It’s hard to recreate the cold slap and jolt of adrenalin the German thriller “Run Lola Run” delivered when it sprinted into theaters back in 1998.
Primal right down to its blunt-instrument title — “Lola Rennt” in German — the film’s mashup of animation and live action, a simple narrative repeated by its heroine “until she gets it right.” was pin-you-to-your-seat bracing way back in 1998.
Edited into a heedless blur by writer-director Tom Tykwer in a style that Paul Greengrass would perfect in “Bloody Sunday” and his installments in the “Bourne” series, “Lola’s” influence extended far beyond Tykwer, whose career never delivered anything else remotely as captivating and cinema-shifting.
Viewed anew, it still packs a visceral punch and visual wit, even if the breathlessness with which this 80 minute marvel seems a little winded now. The gimmicks stand out as “gimmicks,” the techno-infected soundtrack seems both just-right but dated and the ever-sprinting Franka Potente never works up a pant or a sweat. Only a blushing hint of glistening, flushed exertion ever breaks through the makeup.
I mean, you or I try running through the streets of Berlin in 20 minute bursts and we’d be shvitzing and gasping, “Wo geht es zur Bierhalle?”





All it takes is a phone call — from a phone booth, in those pre-cell days — for Lola to spring into action.
“I’m done for,” her boyfriend Mannie (Moritz Bleibtreu) whimpers. Thanks to Lola’s bad luck and tardiness he’s botched a diamond smuggling payoff to the mobster who financed his deal. And yes, Mannie’s a little more butch sounding in German than the English-dubbed version.

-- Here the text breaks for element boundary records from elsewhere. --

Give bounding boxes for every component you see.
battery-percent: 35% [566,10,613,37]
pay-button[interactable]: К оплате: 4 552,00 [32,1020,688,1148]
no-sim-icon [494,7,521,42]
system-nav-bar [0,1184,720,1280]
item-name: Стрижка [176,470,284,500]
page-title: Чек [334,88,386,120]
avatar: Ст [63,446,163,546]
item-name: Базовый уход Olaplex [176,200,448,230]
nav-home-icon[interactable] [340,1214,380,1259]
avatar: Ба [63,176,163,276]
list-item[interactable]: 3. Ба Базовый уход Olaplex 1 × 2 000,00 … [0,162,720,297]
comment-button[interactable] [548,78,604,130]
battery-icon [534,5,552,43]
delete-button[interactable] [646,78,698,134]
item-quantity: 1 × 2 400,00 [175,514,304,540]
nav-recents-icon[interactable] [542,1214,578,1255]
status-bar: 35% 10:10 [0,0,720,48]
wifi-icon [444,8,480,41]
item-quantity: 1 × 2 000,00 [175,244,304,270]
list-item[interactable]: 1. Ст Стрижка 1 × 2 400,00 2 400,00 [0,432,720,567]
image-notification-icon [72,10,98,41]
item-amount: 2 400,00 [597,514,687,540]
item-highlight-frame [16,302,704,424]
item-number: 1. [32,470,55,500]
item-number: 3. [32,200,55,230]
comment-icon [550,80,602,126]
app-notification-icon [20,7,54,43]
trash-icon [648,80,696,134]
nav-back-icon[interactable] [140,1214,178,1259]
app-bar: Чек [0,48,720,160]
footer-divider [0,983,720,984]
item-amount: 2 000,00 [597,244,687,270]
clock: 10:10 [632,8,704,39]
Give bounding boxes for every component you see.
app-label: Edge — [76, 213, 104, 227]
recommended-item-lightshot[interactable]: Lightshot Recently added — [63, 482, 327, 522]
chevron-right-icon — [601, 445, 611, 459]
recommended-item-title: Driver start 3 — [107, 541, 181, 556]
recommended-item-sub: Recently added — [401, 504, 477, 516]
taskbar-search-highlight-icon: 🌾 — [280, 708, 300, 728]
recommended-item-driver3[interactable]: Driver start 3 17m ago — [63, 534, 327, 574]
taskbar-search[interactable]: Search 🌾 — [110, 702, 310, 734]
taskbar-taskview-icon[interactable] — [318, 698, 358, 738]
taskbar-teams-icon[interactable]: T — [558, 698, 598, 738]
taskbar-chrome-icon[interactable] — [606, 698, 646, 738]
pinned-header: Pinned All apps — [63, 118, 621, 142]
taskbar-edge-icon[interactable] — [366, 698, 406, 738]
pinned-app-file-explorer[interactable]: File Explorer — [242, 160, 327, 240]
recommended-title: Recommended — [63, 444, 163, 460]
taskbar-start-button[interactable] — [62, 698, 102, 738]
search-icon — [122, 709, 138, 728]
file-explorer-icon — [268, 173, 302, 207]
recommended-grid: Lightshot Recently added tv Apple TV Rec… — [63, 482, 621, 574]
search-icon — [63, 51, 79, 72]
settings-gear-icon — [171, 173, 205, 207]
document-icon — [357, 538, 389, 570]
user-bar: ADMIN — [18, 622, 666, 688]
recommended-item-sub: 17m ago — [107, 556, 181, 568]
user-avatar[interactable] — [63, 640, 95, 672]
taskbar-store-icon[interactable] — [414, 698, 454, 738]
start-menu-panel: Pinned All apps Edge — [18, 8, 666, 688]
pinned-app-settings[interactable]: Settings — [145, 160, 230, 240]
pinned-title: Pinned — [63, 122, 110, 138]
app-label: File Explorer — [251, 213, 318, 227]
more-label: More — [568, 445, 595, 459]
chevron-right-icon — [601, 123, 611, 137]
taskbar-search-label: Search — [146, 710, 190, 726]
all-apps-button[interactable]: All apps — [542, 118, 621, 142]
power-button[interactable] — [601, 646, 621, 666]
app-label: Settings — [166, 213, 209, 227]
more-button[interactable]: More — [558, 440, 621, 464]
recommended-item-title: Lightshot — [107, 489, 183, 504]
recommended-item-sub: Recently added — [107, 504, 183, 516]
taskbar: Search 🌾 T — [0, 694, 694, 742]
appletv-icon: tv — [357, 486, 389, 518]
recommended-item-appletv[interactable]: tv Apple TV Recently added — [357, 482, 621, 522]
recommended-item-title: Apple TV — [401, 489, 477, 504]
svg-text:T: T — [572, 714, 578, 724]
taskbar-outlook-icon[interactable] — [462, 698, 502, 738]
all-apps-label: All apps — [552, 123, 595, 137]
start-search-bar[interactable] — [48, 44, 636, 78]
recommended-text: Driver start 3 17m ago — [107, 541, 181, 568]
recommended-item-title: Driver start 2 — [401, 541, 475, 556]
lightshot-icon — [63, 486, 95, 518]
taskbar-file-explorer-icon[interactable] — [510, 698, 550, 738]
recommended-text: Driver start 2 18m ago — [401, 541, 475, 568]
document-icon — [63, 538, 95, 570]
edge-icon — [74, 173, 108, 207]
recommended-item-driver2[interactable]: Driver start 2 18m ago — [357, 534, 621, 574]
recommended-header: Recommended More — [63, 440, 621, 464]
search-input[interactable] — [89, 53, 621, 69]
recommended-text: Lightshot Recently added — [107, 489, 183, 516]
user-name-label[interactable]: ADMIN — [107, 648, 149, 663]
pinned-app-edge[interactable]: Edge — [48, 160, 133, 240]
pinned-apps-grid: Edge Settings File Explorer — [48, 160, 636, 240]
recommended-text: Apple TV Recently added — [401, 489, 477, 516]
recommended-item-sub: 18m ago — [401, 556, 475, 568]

Lola had her moped — the bane of Europe back then — stolen. She missed picking up Mannie and he lost the sack of cash on the subway. He’s sure to get killed if he can’t deliver.
“I’ll think of something!” Lola blurts as Mannie vows to rob a grocery store right behind the phone booth if she isn’t there in 20.
What she thinks of is hitting up her banker-dad (Herbert Knaup) for the cash. But she bursts in on him as his affair with a bank associate (Nina Petri) is about to go public and end his marriage.
That slows her up enough that she can’t stop Mannie from making a bad situation worse by pulling out a pistol and robbing that store.
So she’ll have to try again. That’s the conceit here, that this magenta-haired icon of European youth Lola runs through scenarios of how this day might go.
She repeats the quest, if only in her head. Maybe this time she won’t almost get hit by a car, she’ll grab that ride from an ambulance, it will or it won’t crash through a long pane of glass that installers walk across the street and Mannie and she will be “saved.”
Bystanders whom she offends or bumps into are hit or avoided, with various flash forward montages showing how these characters’ lives worked out — a Lotto win, wealth and happiness, or an embrace of fundamentalism, an accident that puts a woman in a wheelchair vs. a happy marriage with or without S & M, etc.
Tywker slows the pace to give Lola 360 degree pans as she makes her choices — the bank again, or a casino? Running through a herd of nuns, or around them? He keeps the action on the move with split screens showing Lola and Mannie’s moves and counter moves.
The techno-pop score — that’s Potente singing much of the time, with Tykwer (her then lover/partner) pitching in on the compositon and sythnesized performance — is most interesting when the movie takes a breather from it.
“What a Difference a Day Makes,” Dinah Washington sings, prefiguring the plot of this Eurothriller decades before it came out.
What holds up best over the nearly three decades since “Run Lola Run” came out is the sense of pluck and play. Lola is not to be denied. By hook or by crook she will sprint to the rescue her of man. And Tykwer’s giddy montages, transforming bit players into characters as we see how various fated versions of their lives turn out, is as deliriously fun as it ever was.
Potente never made much of a mark in Hollywood. But fittingly she was in a couple of “Bourne” films, playing Matt Damon’s love interest.
Tykwer’s best post-“Lola” work was for German TV, and the gaudy, sensory-overload big screen period piece “Perfume: The Story of a Murderer.”
But every time any movie hurtles by us in a mad rush and madder mashup of styles, genres, comical asides with pace pace pace, “Run Lola Run” lives on, its influence much grander than its box office take or critical acclaim would have you expect.
Rating: R, violence, profanity
Cast: Franka Potente, Moritz Bleibtreu,
Nina Petri, Armin Rohde and Herbert Knaup
Credits: Scripted and directed by Tom Tykwer. A Sony Pictures Classics release on Tubi, other streamers.